The current environment is perfect for streaming and royalty companies to enlarge their portfolios. Despite the recent run-up in gold and silver prices, they remain low, and as a result miners have certain difficulties with financing their projects through debt or equity, and turn to royalty and streaming deals. Yet, companies like Franco-Nevada (NYSE:FNV) and Royal Gold (NASDAQ:RGLD) carry large amounts of cash on their balance sheets. When are they going to put this cash to work?
Franco-Nevada's fresh deal is relatively small
Coeur d'Alene Mines (NYSE:CDE) has recently announced a new gold stream agreement with Franco-Nevada. Coeur d'Alene Mines and Franco-Nevada terminated the current agreement on the Palmarejo operation and entered a new one. Palmarejo has been an underperforming asset for Coeur d'Alene Mines, and the previous royalty stream agreement played a key role in the mine's poor performance.
According to the new agreement, Franco-Nevada will contribute $22 million for capital requirements to develop the Guadalupe mine at its Palmarejo operation. Franco-Nevada's cost contribution will be $800 per ounce instead of just $408 per ounce in the previous agreement. The key thing to notice here is the size of the new deal in comparison with the amount of cash that Franco-Nevada has. The company had $667 million of cash on the balance sheet at the end of the first quarter, so this is a small deal compared to the capital available.
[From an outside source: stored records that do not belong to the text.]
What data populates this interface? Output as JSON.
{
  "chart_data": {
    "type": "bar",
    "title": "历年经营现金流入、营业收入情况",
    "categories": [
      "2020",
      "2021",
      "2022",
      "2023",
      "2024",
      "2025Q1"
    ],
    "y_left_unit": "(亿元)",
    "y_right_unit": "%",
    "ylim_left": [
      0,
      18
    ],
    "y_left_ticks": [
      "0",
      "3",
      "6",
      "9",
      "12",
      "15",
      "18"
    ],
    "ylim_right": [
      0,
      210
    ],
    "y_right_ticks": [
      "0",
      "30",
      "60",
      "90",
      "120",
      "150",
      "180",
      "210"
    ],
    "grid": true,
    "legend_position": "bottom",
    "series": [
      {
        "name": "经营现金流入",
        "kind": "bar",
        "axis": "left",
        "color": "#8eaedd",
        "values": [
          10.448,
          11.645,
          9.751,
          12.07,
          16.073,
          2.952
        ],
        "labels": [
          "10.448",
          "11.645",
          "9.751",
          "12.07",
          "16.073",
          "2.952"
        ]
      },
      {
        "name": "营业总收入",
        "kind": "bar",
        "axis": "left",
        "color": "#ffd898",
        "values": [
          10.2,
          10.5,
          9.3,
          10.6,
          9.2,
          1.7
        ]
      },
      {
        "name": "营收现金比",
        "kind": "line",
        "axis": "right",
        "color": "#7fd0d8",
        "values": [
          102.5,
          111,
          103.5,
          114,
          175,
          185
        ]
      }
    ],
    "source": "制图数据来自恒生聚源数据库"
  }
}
Royal Gold is in a similar situation with $638 million of cash on the balance sheet. Only Silver Wheaton (NYSE:SLW) has relatively little cash, as it scored a $1.9 billion deal with Vale last year. The problem seems to be a lack of major projects in the current gold price environment.
Big projects stalled
The big project that could be under way soon is Barrick Gold's (NYSE:GOLD) Pascua-Lama. At least, Barrick Gold reached an initial agreement with local communities on the Chilean side. While a number of legal hurdles are still ahead for Barrick, the first step has been made. The next piece of the puzzle is to find additional financing.
Importantly, Silver Wheaton and Royal Gold are already participating in the project. Royal Gold's royalty interest in the project is $372 million. Opportunities of this size are welcome for royalty companies, but it is difficult to find new ones.
Yet, there will probably be more opportunities for streaming and royalty companies to fund Pascua-Lama once again, as the project is huge. Another big undertaking, Newmont Mining's Conga, has been stalled since 2011 for reasons similar to Pascua-Lama. In both cases, environmental concerns regarding the water management system are creating opposition among locals.
Will Franco-Nevada and Royal Gold put their cash to work soon? The most likely answer is no. The volatile price environment makes miners cautious about committing to big projects. Thus, royalty companies will have to hunt for a multitude of smaller projects, which is difficult and time-consuming.
One can expect Franco-Nevada and Royal Gold to announce new deals this year, but these deals are unlikely to be big. Thus, these companies will retain their significant cash positions. So far, having a pile of cash did not hurt their businesses, and their stocks are among top performers in the gold mining field this year. This is not surprising, as the streaming and royalty business model is sound, especially in times of market volatility.